The baroactivated neurones recorded in the present study were not antidromically activated from the hypothalamus or the cord, and therefore these cells do not qualify as putative bulbospinal ‘sympathoinhibitory’ neurones. A more likely possibility is that these cells were either cardiovagal motor neurones (McAllen & Spyer, 1978) or the previously described propriomedullary interneurones which may be GABAergic and transmit baroreceptor afferent information to the bulbospinal sympathoexcitatory neurones of the rostral VLM (Guyenet, 1990; Terui et al. 1990; Jeske et al. 1993; Chan & Sawchenko, 1998). The baroactivated cells that we identified histologically were located well below the nucleus ambiguus suggesting that the second possibility (propriomedullary neurones) is more likely.
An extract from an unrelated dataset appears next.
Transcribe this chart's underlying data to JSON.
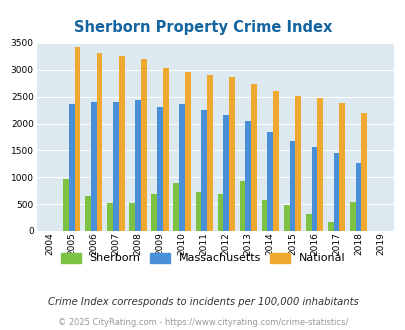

The present results indicate that most of these cells receive convergent inputs from baroreceptors and cardiopulmonary receptors.
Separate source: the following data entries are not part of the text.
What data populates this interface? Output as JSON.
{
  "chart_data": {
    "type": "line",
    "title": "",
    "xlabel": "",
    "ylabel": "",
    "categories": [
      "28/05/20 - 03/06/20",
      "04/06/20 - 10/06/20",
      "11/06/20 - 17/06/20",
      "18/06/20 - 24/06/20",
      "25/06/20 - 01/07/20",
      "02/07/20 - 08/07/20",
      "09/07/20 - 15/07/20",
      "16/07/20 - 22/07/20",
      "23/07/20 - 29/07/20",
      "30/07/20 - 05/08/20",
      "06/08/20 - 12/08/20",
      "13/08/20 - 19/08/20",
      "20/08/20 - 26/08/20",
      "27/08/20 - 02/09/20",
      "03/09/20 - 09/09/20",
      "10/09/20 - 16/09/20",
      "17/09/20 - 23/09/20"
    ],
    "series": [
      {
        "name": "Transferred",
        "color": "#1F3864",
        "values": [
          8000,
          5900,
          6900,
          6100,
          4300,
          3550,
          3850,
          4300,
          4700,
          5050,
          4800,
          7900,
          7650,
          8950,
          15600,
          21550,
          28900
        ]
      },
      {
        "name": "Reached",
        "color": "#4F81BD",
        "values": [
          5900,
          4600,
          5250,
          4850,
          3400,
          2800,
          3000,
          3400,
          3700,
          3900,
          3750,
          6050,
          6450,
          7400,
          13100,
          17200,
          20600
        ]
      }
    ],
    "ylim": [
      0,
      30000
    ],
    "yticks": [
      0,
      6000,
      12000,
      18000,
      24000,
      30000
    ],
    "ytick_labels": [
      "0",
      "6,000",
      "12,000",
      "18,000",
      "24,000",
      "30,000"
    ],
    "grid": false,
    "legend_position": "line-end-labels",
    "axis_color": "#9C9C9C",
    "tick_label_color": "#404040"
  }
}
We did not find baroactivated neurones at level I where bulbospinal neurones with presumed sympathoexcitatory function are concentrated. This is consistent with the fact that very few if any cardiovagal motor neurones or baroactivated GABAergic neurones have been detected at this rostral level (Jeske et al. 1993; Standish et al. 1994; Chan & Sawchenko, 1998). In agreement with prior data (Chan & Sawchenko, 1998), we found baroactivated neurones in a more caudal location (levels II and III) where they are intermixed with baroinhibited neurones that project to the hypothalamus but rarely to the spinal cord. Though our results are in general agreement with the suggestion that the VLM contains cells that receive excitatory inputs from baroreceptors intermixed with cells that are inhibited by baroreceptor stimulation (Zagon & Spyer, 1996), we differ as to the interpretation. Specifically, we could not confirm the existence in the VLM of spinally projecting, baroactivated neurones which would qualify as putative sympathoinhibitory neurones (Deuchars et al. 1997). In addition, we found that baroactivated neurones have little or no overlap with the VLM bulbospinal neurones that are assumed to subserve a sympathoexcitatory function. Instead, we found that the baroactivated neurones were intermixed with the caudal half of the C1 group that contains neurones which project to the hypothalamus but rarely to the cord.

Conclusion

In conclusion, the hypothalamic projection from VLM contains baroinhibited neurones that consist of a slight majority of C1 neurones interspersed with non-catecholaminergic neurones. The projection also includes several other types of non-catecholaminergic cells of unknown phenotype, one of which carries somatic nociceptive but not cardiopulmonary information. A very large majority of C1 neurones, irrespective of their projection, are strongly inhibited by baroreceptor stimulation and are generally also inhibited by cardiopulmonary afferents. Their response to nociceptive somatic input is highly variable and seems more pronounced within the caudal third of the C1 column. C1 cells that project to the hypothalamus most closely resemble the slow-conducting unmyelinated component of the BS spinal C1 cells with presumed sympathoexcitatory function.

Further experiments will be needed to determine whether the properties of A1 neurones that are located further caudally in the VLM and also project to the hypothalamus resemble those of the C1 cells.